We do not have a preset policy course, and will continue to make decisions at each meeting. We understand that reducing policy restraints too quickly could hinder the cooling of inflation. Similarly, reducing restraints too slowly could excessively weaken economic activity and employment. When considering additional adjustments to the target range for the federal funds rate, the Committee will carefully assess incoming data, the evolving outlook, and the balance of risks.

We do not have a preset policy course and will continue to make decisions meeting by meeting. We understand that reducing policy restraints too quickly could hinder progress on cooling inflation. Similarly, reducing restraints too slowly could excessively weaken economic activity and employment. When considering additional adjustments to the target range for the federal funds rate, the Committee will carefully evaluate incoming data, the evolving outlook, and the balance of risks.

In our September FOMC meeting, participants provided their individual assessments of an appropriate path for the federal funds rate based on their judgments of the most likely future scenario, assuming the expected evolution of the economy. The median participant projects that the appropriate level of the federal funds rate will be 4.4% at the end of this year and 3.4% at the end of 2025. These median projections are lower than those in June, reflecting the projections of lower inflation, higher unemployment, and a shifted balance of risks.

At our September FOMC meeting, participants evaluated the appropriate path for the federal funds rate based on their individual judgments about the most likely future scenarios. The median projection indicates that the appropriate level of the federal funds rate will be 4.4% at the end of this year and 3.4% at the end of 2025. These median projections are lower than the ones made in June, which is consistent with the projections for lower inflation, higher unemployment, and a shift in risk balance.

However, these projections do not represent a plan or decision made by the committee.
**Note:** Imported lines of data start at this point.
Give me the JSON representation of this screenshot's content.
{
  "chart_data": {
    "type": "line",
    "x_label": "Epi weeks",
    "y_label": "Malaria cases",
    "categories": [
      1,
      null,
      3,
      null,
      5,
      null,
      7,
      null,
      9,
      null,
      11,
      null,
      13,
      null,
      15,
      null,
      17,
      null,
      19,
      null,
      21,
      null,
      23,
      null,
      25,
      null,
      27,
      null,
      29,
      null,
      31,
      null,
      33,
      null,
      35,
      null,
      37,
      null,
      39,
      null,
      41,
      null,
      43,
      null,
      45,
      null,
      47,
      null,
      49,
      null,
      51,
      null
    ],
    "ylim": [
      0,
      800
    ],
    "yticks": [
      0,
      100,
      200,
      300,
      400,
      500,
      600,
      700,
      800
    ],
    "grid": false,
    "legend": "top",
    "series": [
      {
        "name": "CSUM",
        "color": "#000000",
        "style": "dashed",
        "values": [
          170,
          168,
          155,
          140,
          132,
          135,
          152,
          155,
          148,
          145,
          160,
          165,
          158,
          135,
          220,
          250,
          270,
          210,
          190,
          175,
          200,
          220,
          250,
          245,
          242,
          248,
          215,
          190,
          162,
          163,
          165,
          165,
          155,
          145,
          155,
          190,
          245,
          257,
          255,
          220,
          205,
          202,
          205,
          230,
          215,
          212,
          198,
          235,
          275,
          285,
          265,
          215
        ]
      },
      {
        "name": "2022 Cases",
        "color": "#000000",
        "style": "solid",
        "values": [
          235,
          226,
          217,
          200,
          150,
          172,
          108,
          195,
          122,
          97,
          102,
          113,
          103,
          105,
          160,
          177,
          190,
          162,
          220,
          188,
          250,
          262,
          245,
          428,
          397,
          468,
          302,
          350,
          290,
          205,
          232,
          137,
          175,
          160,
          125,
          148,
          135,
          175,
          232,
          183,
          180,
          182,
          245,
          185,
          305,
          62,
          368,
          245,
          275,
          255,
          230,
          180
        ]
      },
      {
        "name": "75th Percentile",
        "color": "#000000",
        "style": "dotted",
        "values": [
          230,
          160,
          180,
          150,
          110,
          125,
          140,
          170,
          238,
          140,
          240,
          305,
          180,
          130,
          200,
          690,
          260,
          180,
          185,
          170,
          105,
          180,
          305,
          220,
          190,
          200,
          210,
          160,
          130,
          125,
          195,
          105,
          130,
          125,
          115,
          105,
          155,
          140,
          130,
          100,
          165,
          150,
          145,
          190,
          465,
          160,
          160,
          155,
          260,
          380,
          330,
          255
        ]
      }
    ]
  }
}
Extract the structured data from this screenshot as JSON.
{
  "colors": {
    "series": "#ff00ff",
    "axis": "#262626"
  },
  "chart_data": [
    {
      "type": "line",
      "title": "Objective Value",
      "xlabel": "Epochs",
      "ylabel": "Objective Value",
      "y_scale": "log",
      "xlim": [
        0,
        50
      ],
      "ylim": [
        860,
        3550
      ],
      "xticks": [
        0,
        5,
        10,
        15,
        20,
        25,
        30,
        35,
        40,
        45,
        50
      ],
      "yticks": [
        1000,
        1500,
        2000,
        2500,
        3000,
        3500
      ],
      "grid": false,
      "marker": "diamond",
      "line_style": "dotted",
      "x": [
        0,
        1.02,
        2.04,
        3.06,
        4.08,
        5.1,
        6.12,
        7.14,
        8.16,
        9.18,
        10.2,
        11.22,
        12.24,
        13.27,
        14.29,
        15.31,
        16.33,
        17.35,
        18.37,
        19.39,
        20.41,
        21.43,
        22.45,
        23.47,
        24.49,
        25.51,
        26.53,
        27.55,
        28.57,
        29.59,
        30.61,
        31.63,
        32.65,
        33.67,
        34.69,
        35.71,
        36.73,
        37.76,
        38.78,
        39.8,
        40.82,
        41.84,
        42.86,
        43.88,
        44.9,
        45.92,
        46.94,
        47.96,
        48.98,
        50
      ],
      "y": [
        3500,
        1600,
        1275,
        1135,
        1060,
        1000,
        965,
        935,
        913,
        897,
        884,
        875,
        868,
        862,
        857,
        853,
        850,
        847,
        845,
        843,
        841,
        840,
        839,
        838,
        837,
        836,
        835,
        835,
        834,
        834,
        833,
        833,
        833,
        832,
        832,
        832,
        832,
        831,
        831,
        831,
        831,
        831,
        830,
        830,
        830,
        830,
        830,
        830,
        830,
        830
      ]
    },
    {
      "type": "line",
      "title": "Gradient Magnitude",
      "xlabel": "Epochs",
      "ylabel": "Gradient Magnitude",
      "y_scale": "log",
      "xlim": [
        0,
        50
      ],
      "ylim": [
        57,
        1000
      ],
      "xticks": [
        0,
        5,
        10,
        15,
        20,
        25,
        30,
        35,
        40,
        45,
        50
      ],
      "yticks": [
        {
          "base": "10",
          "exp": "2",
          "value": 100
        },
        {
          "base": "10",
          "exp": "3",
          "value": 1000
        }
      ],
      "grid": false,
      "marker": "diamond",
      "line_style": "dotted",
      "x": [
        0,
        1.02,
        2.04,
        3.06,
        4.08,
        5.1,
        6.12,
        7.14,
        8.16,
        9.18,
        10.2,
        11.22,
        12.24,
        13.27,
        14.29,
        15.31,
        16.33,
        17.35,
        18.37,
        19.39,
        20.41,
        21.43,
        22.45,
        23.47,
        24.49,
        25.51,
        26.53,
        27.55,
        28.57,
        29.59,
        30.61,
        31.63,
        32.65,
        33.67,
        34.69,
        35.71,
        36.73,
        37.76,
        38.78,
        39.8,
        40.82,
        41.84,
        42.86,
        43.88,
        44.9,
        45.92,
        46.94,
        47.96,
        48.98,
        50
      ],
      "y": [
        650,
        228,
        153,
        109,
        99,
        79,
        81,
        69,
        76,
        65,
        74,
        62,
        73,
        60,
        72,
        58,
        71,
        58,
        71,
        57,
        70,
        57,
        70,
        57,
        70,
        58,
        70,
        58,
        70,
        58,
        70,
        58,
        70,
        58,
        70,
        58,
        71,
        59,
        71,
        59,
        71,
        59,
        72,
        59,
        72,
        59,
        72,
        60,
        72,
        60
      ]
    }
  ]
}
As the economy evolves, monetary policy will be adjusted in order to best promote maximum employment and price stability goals. If the economy remains strong and inflation persists, policy restraint can be eased more gradually. If there is an unexpected weakening in the labor market or inflation falls more quickly than anticipated, we are prepared to respond accordingly.

Nevertheless, these projections do not reflect the committee's plan or decision. As the economy evolves, monetary policy will be adjusted in order to best promote our goals of maximizing employment and maintaining price stability. If the economy remains robust and inflation persists, we can relax policy constraints more slowly. If the labor market unexpectedly weakens or inflation falls faster than expected, we are also prepared to respond.

Policy is well positioned to address the risks and uncertainties we face in pursuing both aspects of our dual mandate. The Fed has been given two goals for monetary policy: maximum employment and stable prices. We remain committed to supporting maximum employment, bringing inflation back to our 2% target, and keeping longer-term inflation expectations well anchored. Our success in achieving these goals is important to all Americans. We understand that our actions have an impact on communities, families, and businesses across the country. Everything we do is in service of our public mission. At the Fed, we will do everything we can to achieve our maximum employment and price stability objectives.

Policy is prepared to address the risks and uncertainties we face in fulfilling our dual mandate. The Federal Reserve has been assigned two monetary policy objectives: maximum employment and stable prices. We remain committed to supporting full employment, achieving the inflation rate target of 2%, and maintaining well-anchored long-term inflation expectations. Our ability to achieve these objectives is of utmost importance to all Americans. We understand that our actions impact communities, families, and businesses nationwide. We strive to fulfill our public mission by doing everything in our power at the Federal Reserve to achieve maximum employment and price stability.

Editor/Rocky

The translation is provided by third-party software.